My thing is... Vacations are for AFTER you've made it big-time.  Right now it's time to work.  It's time to invest in being creatively disruptive and thinking outside the bun.

Obviously things can go wrong.  I can make a whole album and no one buys it.  I could take acting classes and get no gigs.  I could finish my book and no one buys it.

This is why I want to use income coming from the other investments to then invest back into creative things.  YES they may not go anywhere, but that way it's sustainable income that was lost, or regeneratable income.

Let's say that it takes 6 months for the trust to general 10k in income.  I don't know how long it actually takes to generate that, it could be one month for all I know... but we'll just say it's 6 months.

SO maybe I use 5k of that to hold for taxes and fees... Then I take the other 5k and I put that into buying new equipment for a recording studio.  Or maybe I buy a camera of some sort.  Or maybe I buy DJ equipment and start DJing.

I could basically just start buying hard physical assets.  But instead of me owning it, the trust will own it.  And I'll just kind of use that equipment to create stuff.

Let's say the trust buys a recording studio and I start using that studio to produce music.  Then the music gets uploaded online and people start buying it.  Those sales could be, perhaps 10 or 20 percent of the sales go back into the trust and then the rest comes into my own pocket.
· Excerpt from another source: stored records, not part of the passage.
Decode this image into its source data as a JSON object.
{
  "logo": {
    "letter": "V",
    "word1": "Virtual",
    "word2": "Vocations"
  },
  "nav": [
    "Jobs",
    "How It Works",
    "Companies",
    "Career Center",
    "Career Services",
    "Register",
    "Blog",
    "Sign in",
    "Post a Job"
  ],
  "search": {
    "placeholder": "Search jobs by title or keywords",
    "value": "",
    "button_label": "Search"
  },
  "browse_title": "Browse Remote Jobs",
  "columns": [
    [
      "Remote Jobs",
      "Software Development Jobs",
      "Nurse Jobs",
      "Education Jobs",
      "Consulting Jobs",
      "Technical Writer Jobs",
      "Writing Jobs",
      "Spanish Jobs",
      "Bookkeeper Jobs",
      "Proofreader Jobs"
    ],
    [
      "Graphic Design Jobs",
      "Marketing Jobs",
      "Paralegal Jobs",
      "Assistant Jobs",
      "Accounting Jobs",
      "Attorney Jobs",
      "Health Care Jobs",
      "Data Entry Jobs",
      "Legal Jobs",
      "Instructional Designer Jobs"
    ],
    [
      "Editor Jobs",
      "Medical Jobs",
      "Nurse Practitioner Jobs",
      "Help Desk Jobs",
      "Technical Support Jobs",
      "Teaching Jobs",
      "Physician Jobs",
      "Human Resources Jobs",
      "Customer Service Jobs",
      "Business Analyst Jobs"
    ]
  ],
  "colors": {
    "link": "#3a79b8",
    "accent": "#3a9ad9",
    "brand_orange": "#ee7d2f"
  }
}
Just ideas.  Maybe I get a literary agent, or a talent agent in general.

Let's say a talent agent wants 20k a year to manage me.  And the trust is making 30k a year, or 60k a year from the assets invested.  I can use 20k of that income to pay the talent agent and then the talent agent helps me get gigs... Hopefully I get enough gigs to make even more money than the 20k a year being spent on it.

ROI.  Return on investment.

Then I can use that money made to reinvest again.  And make even more money.  Ideally the money can then be used to increase the size of projects I work on.  I can undertake even bigger projects.  Make more music, make more movies, write more books...  Etc. etc.

So, we'll see what comes out of it all.  I'm just trying to make an opportunity of it and cease the moment and try to use this gift to springboard to something even bigger!

That's the plan.  To be the number one man in Hollywood!  Some day.  And then make it possible for other creative types to dream and achieve their dreams as well.

For now though... I'll just be getting a new fridge, and washer, and dryer... Which works for me!